Again, I'm not really a fan of the question, but I suppose it really helps to think about what's happening from a conceptual viewpoint.

 

[Chrisz]

First ignore the amount of Br2 present, it is a liquid so it does not affect the equilibrium. Second, 0.8 atm is less than 1 atm, so choice A and C are eliminated. Now we need to compare B and D. Lets assume what if 1 atm H2 reacts completely to form HBr. 1 atm would produce 2 atm HBr. Now comparing this amount with D, which is just 1 atm HBr. That means 2 atm HBr will have more H2 produced when equilibrium is reached. So answer is B

 

[Lunasly]

Calculate reaction quotient values, Q. Then think about what Q means and choose accordingly. (This only works if there is a K value provided or if a K value can be derived. I don't know since I don't have the book and passage).

I'm hoping someone can provide more insight into this problem. I'm personally not satisfied with TBR's explanation as I am not sure how we can make the assumption that H2 gas would not dip below 0.5 atm upon reaching equilibrium. My first instinct was to do what Teleologist suggested. We calculated Kp in a previous question (5.44) and the Q value using the partial pressures in this question = 6. Therefore, since Q is higher than K, the equilibrium shifts towards the reactants. The first sentence of TBR's explanation even says that the greatest amount of H2 at equilibrium will be formed with the smallest forward reaction OR the greatest backward reaction.
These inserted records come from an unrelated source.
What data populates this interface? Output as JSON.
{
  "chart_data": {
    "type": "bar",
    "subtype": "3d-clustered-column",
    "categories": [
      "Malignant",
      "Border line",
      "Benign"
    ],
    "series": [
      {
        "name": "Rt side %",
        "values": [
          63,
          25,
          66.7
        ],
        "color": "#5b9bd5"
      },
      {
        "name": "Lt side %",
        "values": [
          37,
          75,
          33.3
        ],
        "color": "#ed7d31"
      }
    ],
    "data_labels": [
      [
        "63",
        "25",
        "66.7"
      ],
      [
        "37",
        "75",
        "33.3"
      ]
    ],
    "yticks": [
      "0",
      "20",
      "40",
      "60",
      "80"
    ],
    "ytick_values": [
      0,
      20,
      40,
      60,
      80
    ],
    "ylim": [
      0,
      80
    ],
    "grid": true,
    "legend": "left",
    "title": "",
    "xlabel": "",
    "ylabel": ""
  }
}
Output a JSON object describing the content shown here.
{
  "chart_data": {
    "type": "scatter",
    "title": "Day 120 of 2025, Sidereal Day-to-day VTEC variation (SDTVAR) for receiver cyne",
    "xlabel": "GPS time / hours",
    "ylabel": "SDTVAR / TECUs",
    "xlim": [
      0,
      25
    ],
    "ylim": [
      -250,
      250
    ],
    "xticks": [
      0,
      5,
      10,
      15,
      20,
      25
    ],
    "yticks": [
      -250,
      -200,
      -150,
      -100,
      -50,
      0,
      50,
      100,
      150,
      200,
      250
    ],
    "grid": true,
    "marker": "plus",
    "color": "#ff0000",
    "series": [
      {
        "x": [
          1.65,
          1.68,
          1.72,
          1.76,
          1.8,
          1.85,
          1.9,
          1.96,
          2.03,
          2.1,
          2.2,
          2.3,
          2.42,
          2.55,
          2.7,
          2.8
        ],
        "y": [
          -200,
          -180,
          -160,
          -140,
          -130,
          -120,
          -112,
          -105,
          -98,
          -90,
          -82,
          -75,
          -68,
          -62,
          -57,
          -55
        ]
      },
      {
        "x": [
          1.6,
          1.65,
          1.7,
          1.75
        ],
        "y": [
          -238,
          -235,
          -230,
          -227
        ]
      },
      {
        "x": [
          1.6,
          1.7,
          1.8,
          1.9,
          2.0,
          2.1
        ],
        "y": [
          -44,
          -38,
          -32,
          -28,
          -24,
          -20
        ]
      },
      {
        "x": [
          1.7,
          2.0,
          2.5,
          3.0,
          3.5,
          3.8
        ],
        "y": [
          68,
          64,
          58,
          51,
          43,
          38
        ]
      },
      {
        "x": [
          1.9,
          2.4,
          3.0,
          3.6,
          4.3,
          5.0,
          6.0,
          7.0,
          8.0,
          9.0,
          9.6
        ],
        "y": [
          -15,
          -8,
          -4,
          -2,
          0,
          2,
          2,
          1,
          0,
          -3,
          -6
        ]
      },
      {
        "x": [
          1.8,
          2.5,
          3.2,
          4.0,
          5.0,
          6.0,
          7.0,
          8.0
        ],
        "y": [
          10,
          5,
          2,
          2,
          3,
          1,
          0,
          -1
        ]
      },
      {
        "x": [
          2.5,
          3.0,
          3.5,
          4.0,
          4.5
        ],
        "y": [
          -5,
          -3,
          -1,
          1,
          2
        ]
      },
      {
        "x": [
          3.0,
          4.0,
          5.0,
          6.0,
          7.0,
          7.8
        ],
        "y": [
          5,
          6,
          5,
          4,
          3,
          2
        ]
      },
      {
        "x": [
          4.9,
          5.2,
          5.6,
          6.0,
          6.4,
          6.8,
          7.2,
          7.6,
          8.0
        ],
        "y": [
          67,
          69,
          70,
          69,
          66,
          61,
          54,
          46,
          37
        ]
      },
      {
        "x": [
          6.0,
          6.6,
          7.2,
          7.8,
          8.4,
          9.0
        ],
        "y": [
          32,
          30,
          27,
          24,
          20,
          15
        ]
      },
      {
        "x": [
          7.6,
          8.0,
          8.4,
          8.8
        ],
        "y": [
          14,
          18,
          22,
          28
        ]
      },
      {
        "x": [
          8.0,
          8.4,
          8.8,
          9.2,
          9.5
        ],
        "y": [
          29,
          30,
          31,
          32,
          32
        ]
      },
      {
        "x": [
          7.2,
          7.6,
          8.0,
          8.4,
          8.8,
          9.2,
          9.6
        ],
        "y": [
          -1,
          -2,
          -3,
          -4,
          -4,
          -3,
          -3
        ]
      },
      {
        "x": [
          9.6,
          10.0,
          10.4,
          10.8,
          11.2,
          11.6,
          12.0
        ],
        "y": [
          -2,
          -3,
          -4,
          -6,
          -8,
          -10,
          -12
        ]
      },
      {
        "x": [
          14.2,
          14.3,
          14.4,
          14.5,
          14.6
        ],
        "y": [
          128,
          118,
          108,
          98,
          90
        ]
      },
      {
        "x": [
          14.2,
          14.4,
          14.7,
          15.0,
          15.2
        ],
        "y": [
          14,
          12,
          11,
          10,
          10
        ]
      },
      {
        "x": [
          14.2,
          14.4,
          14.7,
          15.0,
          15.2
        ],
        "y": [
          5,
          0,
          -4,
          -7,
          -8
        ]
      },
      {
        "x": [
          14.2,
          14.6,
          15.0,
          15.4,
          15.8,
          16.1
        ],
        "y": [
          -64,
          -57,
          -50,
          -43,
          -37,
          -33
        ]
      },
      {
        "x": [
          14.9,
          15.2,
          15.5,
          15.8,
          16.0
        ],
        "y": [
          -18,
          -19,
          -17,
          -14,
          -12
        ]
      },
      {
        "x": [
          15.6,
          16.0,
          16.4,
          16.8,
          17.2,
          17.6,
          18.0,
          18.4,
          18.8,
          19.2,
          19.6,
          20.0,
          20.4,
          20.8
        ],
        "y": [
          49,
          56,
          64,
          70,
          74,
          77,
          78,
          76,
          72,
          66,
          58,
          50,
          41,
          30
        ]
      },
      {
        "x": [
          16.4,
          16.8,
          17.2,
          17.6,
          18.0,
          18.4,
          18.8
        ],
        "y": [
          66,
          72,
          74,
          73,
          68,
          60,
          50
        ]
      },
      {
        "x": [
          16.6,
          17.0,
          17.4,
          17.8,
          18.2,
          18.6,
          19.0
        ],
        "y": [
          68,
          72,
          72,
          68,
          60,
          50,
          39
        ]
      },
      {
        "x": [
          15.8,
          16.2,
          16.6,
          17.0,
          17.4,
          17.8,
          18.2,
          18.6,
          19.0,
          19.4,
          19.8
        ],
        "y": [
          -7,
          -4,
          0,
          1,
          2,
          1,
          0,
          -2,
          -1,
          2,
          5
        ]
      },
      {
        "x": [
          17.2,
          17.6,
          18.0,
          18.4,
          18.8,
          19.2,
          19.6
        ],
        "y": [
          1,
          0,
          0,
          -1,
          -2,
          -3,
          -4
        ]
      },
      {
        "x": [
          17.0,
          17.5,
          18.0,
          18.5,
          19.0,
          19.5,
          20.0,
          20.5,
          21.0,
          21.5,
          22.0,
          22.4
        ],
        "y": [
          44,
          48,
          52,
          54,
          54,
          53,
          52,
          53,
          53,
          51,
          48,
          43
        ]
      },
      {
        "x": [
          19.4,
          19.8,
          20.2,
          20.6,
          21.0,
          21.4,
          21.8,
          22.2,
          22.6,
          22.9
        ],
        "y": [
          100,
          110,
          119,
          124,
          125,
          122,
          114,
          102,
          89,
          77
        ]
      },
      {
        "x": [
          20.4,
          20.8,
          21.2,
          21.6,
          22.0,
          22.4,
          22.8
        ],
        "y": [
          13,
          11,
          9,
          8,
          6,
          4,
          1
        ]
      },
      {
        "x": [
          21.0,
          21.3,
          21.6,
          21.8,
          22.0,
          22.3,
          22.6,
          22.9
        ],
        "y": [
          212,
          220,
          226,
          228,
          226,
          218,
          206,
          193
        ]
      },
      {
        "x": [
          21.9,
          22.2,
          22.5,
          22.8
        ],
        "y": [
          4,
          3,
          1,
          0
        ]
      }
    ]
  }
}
Since Q > K, the equilibrium shifts left so we could expect less than 0.5 moles of H2 gas to form. On the other hand, I don't know how we would determine that 0.5 moles or more H2 gas will be present at equilibrium.

Thanks for the help.

 

[drechie]

any update on how to discern an answer if we are chosing between B and D

 

[DoctorInASaree]

any update on how to discern an answer if we are chosing between B and D

Two ways that I would answer this question


1) We want to maximize the amount of H2 (reactant); ignore Br2.
More H2 = yay
More product = boo

Therefore, B instead of D.

2) Le Chatalier's principle: Increase external pressure, system shifts to the left. If you want to maximize H2 which is a reactant, we need to, in turn, maximize H2's partial pressure in atm. Therefore, B!

I hope that helps.

Edit: If anyone is being confused by the answer D explanation of how TBR attained an H2 value of 0.5

Construct an ICE table and you'll see that HBR is 2x and H2 is -x, so if I have 1.00 atm of HBR I have to divide that by 2 which gives me 0.5atm H2; which is less than answer choice B's value of 1.00atm of H2

 

[TheRhymenocerous]

Am I oversimplifying this? The way I'd answer that is think, okay, that means you want the most H2 leftover unreacted. H2 and Br2 react one to one, so if you have way more H2 than Br2 it'll be in excess and not react. Bromine's atomic mass is 80, so 20 g is only .25 moles. 1 mole vs. 0.25 moles leaves a lot of H2 on the table. It wouldn't be D because even if you dissociated all of that 1 mole of HBr, that's only 0.5 moles of H2 since it's 2 moles HBr to 1 mole H2.